Books · Witterings

Memories of a Mobile

Not a phone but a Library! This post was spurred by the fact that on the programme The Books We Really Read with Sue Perkins. Sue got the chance to chat some mobile library users in Devon after having visited Agatha Christie’s home Greenway near Dartmouth in search of why people read crime.

The trolley looked just like this one!

Libraries featured very early on in my childhood. In the second place we lived we were no more than 5 minutes from the main Central Library. Mum and I would go to the library and come back with a trolley full of books. Yes a trolley full. We were regularly stopped by the local beat policeman (remember them days?) who used to ask to see what we had in our trolley. He knew it was books as he was a regular visitor to where we lived which was actually a  flat attached to the place where my father worked. This makes us sound like we were living a life of crime but no, we used to have a lot of break-ins and alarms would go off at a regular basis and then the police would always arrive first (remember them days?).  I digress, the reason for checking was at the time of the early eighties there was a large spate of book thefts from the libraries.

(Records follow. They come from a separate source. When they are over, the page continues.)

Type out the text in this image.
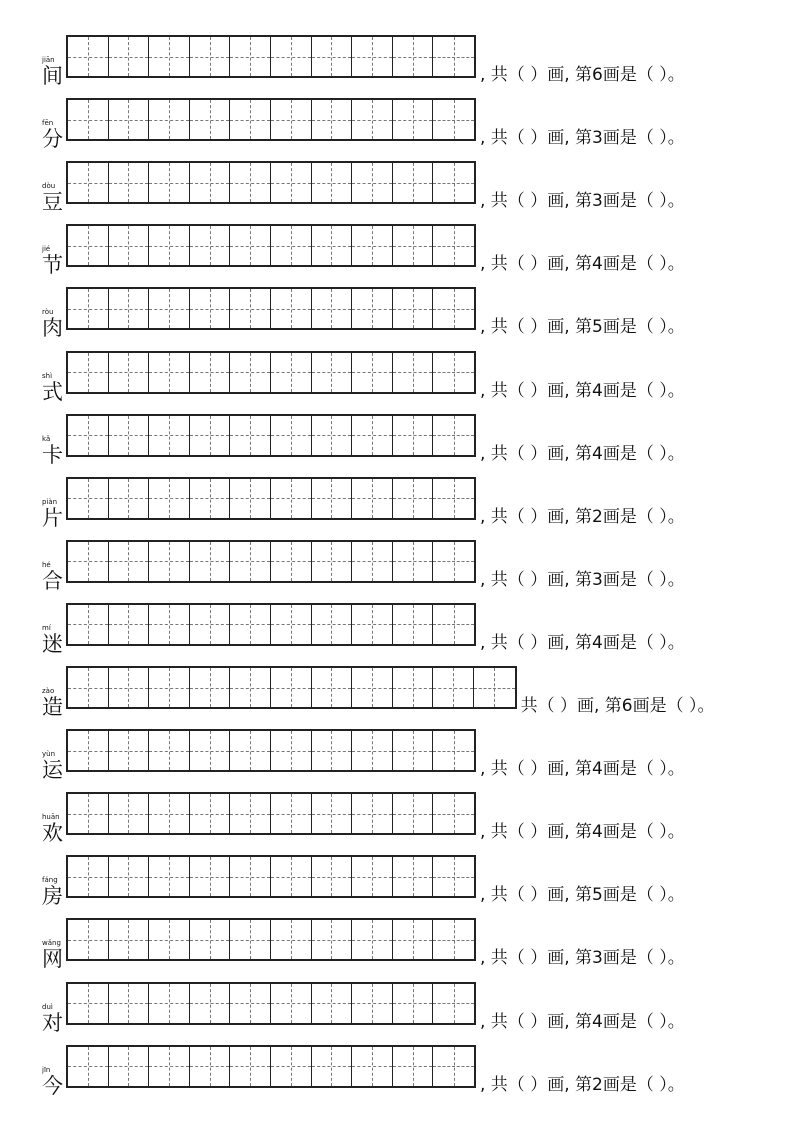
jiān
间	, 共（ ）画, 第6画是（ ）。
fēn
分	, 共（ ）画, 第3画是（ ）。
dòu
豆	, 共（ ）画, 第3画是（ ）。
jié
节	, 共（ ）画, 第4画是（ ）。
ròu
肉	, 共（ ）画, 第5画是（ ）。
shì
式	, 共（ ）画, 第4画是（ ）。
kǎ
卡	, 共（ ）画, 第4画是（ ）。
piàn
片	, 共（ ）画, 第2画是（ ）。
hé
合	, 共（ ）画, 第3画是（ ）。
mí
迷	, 共（ ）画, 第4画是（ ）。
zào
造	共（ ）画, 第6画是（ ）。
yùn
运	, 共（ ）画, 第4画是（ ）。
huān
欢	, 共（ ）画, 第4画是（ ）。
fáng
房	, 共（ ）画, 第5画是（ ）。
wǎng
网	, 共（ ）画, 第3画是（ ）。
duì
对	, 共（ ）画, 第4画是（ ）。
jīn
今	, 共（ ）画, 第2画是（ ）。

The children’s section was downstairs in the basement, complete with orange carpet and you had to go downstairs to this part of the library and not the lift which only went up! There were windows but I always thought them strange because you were looking up at the world not out at it. Mum would go off to find her books and then one of use would find the other when they had chosen the books they wanted. The books my mum invariably chose were large print books and I remember vividly the books all hardback and the colours red and green. I still see them on the shelves in the library today and I had to find a picture as an example to make sure my memory was not playing tricks on me! Dick Francis was one of her reads as well.

We then moved on from this flat, which has sadly now been razed to the ground. That in itself evokes many emotions.

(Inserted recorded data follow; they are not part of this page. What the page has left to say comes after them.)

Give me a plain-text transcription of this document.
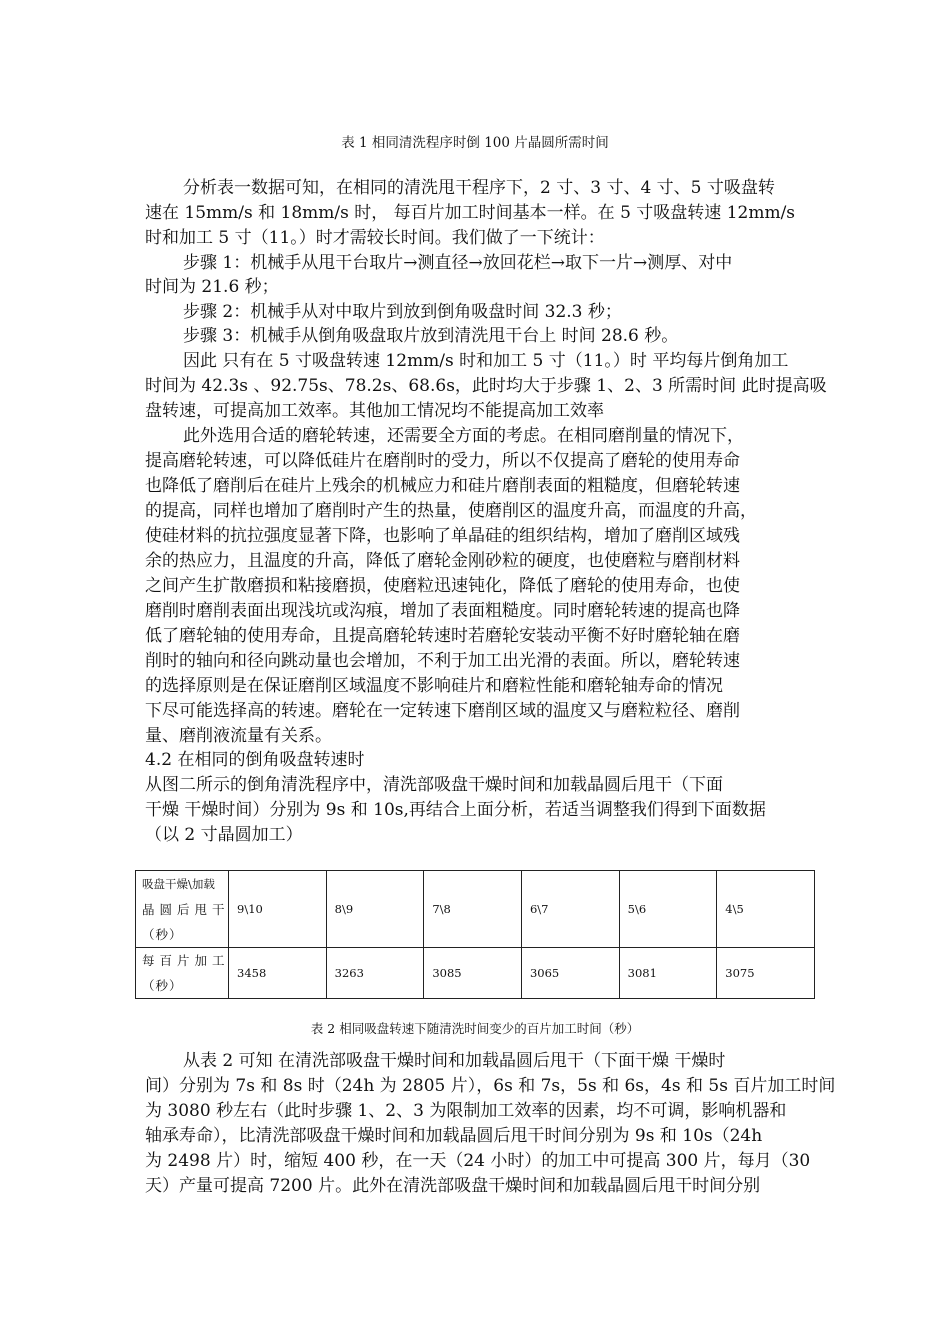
表 1 相同清洗程序时倒 100 片晶圆所需时间
分析表一数据可知，在相同的清洗甩干程序下，2 寸、3 寸、4 寸、5 寸吸盘转
速在 15mm/s 和 18mm/s 时， 每百片加工时间基本一样。在 5 寸吸盘转速 12mm/s
时和加工 5 寸（11。）时才需较长时间。我们做了一下统计：
步骤 1：机械手从甩干台取片→测直径→放回花栏→取下一片→测厚、对中
时间为 21.6 秒；
步骤 2：机械手从对中取片到放到倒角吸盘时间 32.3 秒；
步骤 3：机械手从倒角吸盘取片放到清洗甩干台上 时间 28.6 秒。
因此 只有在 5 寸吸盘转速 12mm/s 时和加工 5 寸（11。）时 平均每片倒角加工
时间为 42.3s 、92.75s、78.2s、68.6s，此时均大于步骤 1、2、3 所需时间 此时提高吸
盘转速，可提高加工效率。其他加工情况均不能提高加工效率
此外选用合适的磨轮转速，还需要全方面的考虑。在相同磨削量的情况下，
提高磨轮转速，可以降低硅片在磨削时的受力，所以不仅提高了磨轮的使用寿命
也降低了磨削后在硅片上残余的机械应力和硅片磨削表面的粗糙度，但磨轮转速
的提高，同样也增加了磨削时产生的热量，使磨削区的温度升高，而温度的升高，
使硅材料的抗拉强度显著下降，也影响了单晶硅的组织结构，增加了磨削区域残
余的热应力，且温度的升高，降低了磨轮金刚砂粒的硬度，也使磨粒与磨削材料
之间产生扩散磨损和粘接磨损，使磨粒迅速钝化，降低了磨轮的使用寿命，也使
磨削时磨削表面出现浅坑或沟痕，增加了表面粗糙度。同时磨轮转速的提高也降
低了磨轮轴的使用寿命，且提高磨轮转速时若磨轮安装动平衡不好时磨轮轴在磨
削时的轴向和径向跳动量也会增加，不利于加工出光滑的表面。所以，磨轮转速
的选择原则是在保证磨削区域温度不影响硅片和磨粒性能和磨轮轴寿命的情况
下尽可能选择高的转速。磨轮在一定转速下磨削区域的温度又与磨粒粒径、磨削
量、磨削液流量有关系。
4.2 在相同的倒角吸盘转速时
从图二所示的倒角清洗程序中，清洗部吸盘干燥时间和加载晶圆后甩干（下面
干燥 干燥时间）分别为 9s 和 10s,再结合上面分析，若适当调整我们得到下面数据
（以 2 寸晶圆加工）
吸盘干燥\加载
晶圆后甩干
（秒）	9\10	8\9	7\8	6\7	5\6	4\5

每百片加工
（秒）	3458	3263	3085	3065	3081	3075
表 2 相同吸盘转速下随清洗时间变少的百片加工时间（秒）
从表 2 可知 在清洗部吸盘干燥时间和加载晶圆后甩干（下面干燥 干燥时
间）分别为 7s 和 8s 时（24h 为 2805 片），6s 和 7s，5s 和 6s，4s 和 5s 百片加工时间
为 3080 秒左右（此时步骤 1、2、3 为限制加工效率的因素，均不可调，影响机器和
轴承寿命），比清洗部吸盘干燥时间和加载晶圆后甩干时间分别为 9s 和 10s（24h
为 2498 片）时，缩短 400 秒，在一天（24 小时）的加工中可提高 300 片，每月（30
天）产量可提高 7200 片。此外在清洗部吸盘干燥时间和加载晶圆后甩干时间分别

There was a library not 5 minutes away but a whole  mile away from my new home! Now I can walk it in 15 minutes but when you are young everywhere seems so long to get to. I remember going to the library though never on a Wednesday because it was always closed and again picking the books. As I got older I was allowed to go on my own, on the bus, as it stopped opposite the library and the bus back was on the same side as the library. I also joined in the group activities during the Summer Holidays. Reading and making things! I think I know my grandmother still has some examples of my earlier work still up in her home now despite my protestations in getting her to take it down and that they are over 25 years old. But you know how wily grandmothers can be.

So with this library seeming so far away, there was the opportunity to go to the mobile library which actually came to our little place, you could call it a village I suppose, but it is one of the places you drive through on a long main road and have travelled through about 5 different postal addresses. Just to complicate matters, the mobile library came under the county scheme, but all the other libraries in the city are under the city library as we are classed as a Unitary Authority (I think). This is still the case today, the county council run the mobile library element.

The mobile library came on a Friday, every Friday in fact and watching it back into the small space allocated for it next to the local pub was a wonder. That used to fascinate me so much! Sadly the space now has 80 retirement flats on it and the pub is going to be an Indian takeaway when the squatters move out.

The children’s books were at the far end of the bus, and whenever I had a Friday off from School whether holiday or those newly introduced Teacher- Training Days that started in the eighties (they might not have done but I can remember them being a rather new thing) I would trip up to the library. In the morning because my mum worked in the afternoon and I would have to go with her to work or stay at home and obviously read.

These were the days before computerised library tickets! I cannot remember how it worked now? I think they took something out of the book and put it in the little card with your name and address on?

So what books did I borrow? Lots! There was a book about cats and when cats have kittens which was borrowed quite frequently because at the time our cat did have kittens and we had no idea what to do! We took the book back once thinking we would be ok – but had to get it back out the following week! I was sent up to get it, whilst my mum was with the cat, the kittens were born on the Saturday whilst my mum was at work. Another memory triggered from just writing about one visit to the library.

The book I definitely can remember is H.E.Bates The Darling Buds of May, and example is below. I do not think it was the exact book but it was definitely one with a Beryl Cook illustration which I have always thought sums up Ma Larkin to a tee! It was when the programme had just come out on ITV with David Jason and a very young Catherine Zeta-Jones and being adapted from a book – I wanted to read the book. In fact books; The Darling Buds of May (1958), A Breath of French Air (1959),When the Green Woods Laugh (1960),Oh! To Be in England (1963), andA Little of What You Fancy (1970)

I devoured them all and I could only have been around 13 or 14 when I read these. They are quite bawdy in places but I really think I was not aware of it as a young teenager. I bet you would not get teenagers nowadays reading such books! No Vampires to be seen. I think I would like to revisit them and see how I feel some years later.

I would love to go back to the mobile library but times have changed. The library still visits every other Thursday between 1330 and 1530. I am never going to get the chance. I just hope someone is using it and that there are some young people getting as much enjoyment out of it as I did. A bus full of books!

Memories are funny things and I am sure they play tricks on us. But just seeing that one clip last Saturday really opened up so many and so many more as I was writing it. Perhaps I will reflect again.